Of course, conditions are not the only place you can use pattern matching. You can match values as a statement of its own, like I do in Nurina's tests:

test :parse_bad_uris do
  %Nurina.Info{valid: false} = Nurina.parse("https??@?F?@#>F//23/")
  %Nurina.Info{valid: false} = Nurina.parse("")
  %Nurina.Info{valid: false} = Nurina.parse(":https")
  %Nurina.Info{valid: false} = Nurina.parse("https")
  %Nurina.Info{valid: false} = Nurina.parse("http://example.com:what/")
end

In the test I don't care what values the Info struct gets, as long as valid is false. If the right hand side does not match, an error will be raised and the test fails. This makes it really easy to write simple assertions.

Another very powerful use of pattern matching is in function definitions. You can define many functions with the same name but different expectations of what they want to receive in their arguments. The language will then take care of calling the correct function based on matching the given arguments. This may sound complicated, but an example will hopefully clear it up:

def parse(<< "//", rest :: binary >>, parsed, :hier_parse), do: parse(rest, parsed, :hier_auth)
def parse(hier,                       parsed, :hier_parse), do: parse(hier, parsed, :hier_no_auth)

Here I have defined two functions, both having the signature parse/3, meaning they are called parse and take three arguments. The difference is that the first function will only accept a string as its first argument, and furthermore, only a string that begins with ”//”, the rest of it being inserted into the variable rest. The second function on the other hand will accept anything as the first argument. You don't have to specify which function you want to call, the language will take care of that automatically based on the arguments you have given.

Here's another example of pattern matching in function definitions (the last one in this post, I swear!):

defmodule Dropper do

  def drop5([],             acc),       do: acc
  def drop5([5 | rest],     acc),       do: drop5(rest, acc)
  def drop5([item | rest],  acc),       do: drop5(rest, acc ++ [item])
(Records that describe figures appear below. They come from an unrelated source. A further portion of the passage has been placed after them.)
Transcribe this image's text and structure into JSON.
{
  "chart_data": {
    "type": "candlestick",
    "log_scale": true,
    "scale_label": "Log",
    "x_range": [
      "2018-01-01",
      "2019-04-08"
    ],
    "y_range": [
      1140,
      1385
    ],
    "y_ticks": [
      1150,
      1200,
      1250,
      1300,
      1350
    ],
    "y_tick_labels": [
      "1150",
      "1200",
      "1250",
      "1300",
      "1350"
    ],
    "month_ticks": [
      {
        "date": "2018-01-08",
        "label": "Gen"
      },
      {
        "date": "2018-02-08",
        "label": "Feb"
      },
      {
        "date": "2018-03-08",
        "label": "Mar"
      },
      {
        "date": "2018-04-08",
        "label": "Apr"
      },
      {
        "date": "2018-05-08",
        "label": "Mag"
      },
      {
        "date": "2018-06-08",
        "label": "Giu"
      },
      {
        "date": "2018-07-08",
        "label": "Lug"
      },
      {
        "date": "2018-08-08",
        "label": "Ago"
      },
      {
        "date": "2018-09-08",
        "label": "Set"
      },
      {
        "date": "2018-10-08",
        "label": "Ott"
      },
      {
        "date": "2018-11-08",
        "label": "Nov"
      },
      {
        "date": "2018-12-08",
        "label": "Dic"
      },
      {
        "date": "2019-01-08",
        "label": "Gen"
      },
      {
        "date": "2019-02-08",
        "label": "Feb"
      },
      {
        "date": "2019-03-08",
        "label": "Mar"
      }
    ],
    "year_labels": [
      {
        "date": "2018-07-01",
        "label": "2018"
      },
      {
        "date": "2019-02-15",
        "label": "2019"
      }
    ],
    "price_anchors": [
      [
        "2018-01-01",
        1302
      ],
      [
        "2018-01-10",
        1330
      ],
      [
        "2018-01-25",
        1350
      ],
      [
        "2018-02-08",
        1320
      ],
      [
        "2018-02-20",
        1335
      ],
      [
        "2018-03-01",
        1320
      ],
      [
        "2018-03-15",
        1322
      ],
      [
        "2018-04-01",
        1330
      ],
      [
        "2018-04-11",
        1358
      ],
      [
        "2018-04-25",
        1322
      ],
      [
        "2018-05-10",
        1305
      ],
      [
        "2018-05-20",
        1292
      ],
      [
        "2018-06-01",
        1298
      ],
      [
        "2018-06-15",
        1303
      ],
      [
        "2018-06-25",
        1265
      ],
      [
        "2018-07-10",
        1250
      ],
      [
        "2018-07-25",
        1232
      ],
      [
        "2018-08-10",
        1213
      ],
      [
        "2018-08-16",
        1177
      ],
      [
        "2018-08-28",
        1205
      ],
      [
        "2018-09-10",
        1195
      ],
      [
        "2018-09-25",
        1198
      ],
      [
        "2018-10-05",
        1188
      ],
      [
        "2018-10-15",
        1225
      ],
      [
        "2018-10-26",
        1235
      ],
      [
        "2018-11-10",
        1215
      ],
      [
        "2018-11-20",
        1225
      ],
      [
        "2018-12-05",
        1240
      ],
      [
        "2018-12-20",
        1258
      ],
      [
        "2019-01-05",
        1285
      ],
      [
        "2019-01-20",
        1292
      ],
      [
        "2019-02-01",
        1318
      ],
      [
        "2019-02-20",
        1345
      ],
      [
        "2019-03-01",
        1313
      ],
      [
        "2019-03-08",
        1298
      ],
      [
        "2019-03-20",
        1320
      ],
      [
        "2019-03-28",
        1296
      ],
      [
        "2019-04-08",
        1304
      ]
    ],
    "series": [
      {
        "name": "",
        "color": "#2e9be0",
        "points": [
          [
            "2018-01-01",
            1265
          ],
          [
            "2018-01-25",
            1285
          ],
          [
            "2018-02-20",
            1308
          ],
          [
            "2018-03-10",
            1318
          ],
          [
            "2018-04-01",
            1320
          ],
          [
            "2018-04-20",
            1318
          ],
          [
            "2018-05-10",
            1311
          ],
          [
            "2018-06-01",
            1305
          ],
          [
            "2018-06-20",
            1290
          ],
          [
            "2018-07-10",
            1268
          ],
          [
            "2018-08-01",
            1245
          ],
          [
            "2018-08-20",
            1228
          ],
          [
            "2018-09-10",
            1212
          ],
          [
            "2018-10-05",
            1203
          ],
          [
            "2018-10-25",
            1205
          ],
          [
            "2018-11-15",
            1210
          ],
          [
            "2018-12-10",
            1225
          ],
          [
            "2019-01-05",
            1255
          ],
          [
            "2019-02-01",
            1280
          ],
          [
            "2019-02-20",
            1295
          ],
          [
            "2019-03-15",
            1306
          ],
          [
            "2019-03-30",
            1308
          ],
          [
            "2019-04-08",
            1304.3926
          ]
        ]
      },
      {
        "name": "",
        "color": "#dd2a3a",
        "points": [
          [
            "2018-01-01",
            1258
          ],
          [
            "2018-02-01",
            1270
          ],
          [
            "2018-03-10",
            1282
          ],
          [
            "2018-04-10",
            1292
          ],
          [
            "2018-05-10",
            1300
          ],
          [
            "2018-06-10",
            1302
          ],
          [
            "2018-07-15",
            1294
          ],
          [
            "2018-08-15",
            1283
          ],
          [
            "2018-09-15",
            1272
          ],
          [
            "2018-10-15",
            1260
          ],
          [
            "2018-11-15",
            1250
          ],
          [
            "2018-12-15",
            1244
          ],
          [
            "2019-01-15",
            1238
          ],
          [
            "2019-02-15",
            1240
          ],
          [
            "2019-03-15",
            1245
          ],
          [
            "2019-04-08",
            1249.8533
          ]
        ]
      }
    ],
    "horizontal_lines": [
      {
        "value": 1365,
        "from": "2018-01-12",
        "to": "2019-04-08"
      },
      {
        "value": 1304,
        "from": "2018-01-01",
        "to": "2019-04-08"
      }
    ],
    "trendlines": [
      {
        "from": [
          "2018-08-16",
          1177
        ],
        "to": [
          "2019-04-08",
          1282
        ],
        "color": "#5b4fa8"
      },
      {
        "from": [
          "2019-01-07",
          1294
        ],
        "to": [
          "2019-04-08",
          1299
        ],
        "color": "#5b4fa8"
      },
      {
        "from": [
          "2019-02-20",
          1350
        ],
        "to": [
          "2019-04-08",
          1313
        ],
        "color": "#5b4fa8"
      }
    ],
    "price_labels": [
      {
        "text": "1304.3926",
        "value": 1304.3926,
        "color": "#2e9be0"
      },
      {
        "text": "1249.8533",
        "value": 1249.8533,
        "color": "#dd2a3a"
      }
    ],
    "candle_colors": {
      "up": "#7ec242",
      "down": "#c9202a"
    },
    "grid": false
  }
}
  def drop5(list) when is_list(list),   do: drop5(list, [])

end

This is a pretty typical use of pattern matching when dealing with lists. Here the drop5/1 function takes a list as input, returning a new list with all number 5s removed:

iex(1)> Dropper.drop5 [1,4,5,6,2,6,4,5,6,4,5,6,5,5,5]
[1, 4, 6, 2, 6, 4, 6, 4, 6]

It should be pretty obvious to see how it works, but basically the | operator splits the first element off the given list. Hence, when given a list where the first item is an integer 5, the second function will be called. Otherwise the third function will be called, because the second didn't match the given input.

This post started by telling about my little URI parser thing and ended up lecturing about pattern matching. It's not a good tutorial by any means, mostly just a stream of conciousness, but in case it got you interested, I really recommend taking a look at Elixir's Getting Started guide. It shows you all the cool things Elixir can do and covers pattern matching specifically in chapter 4.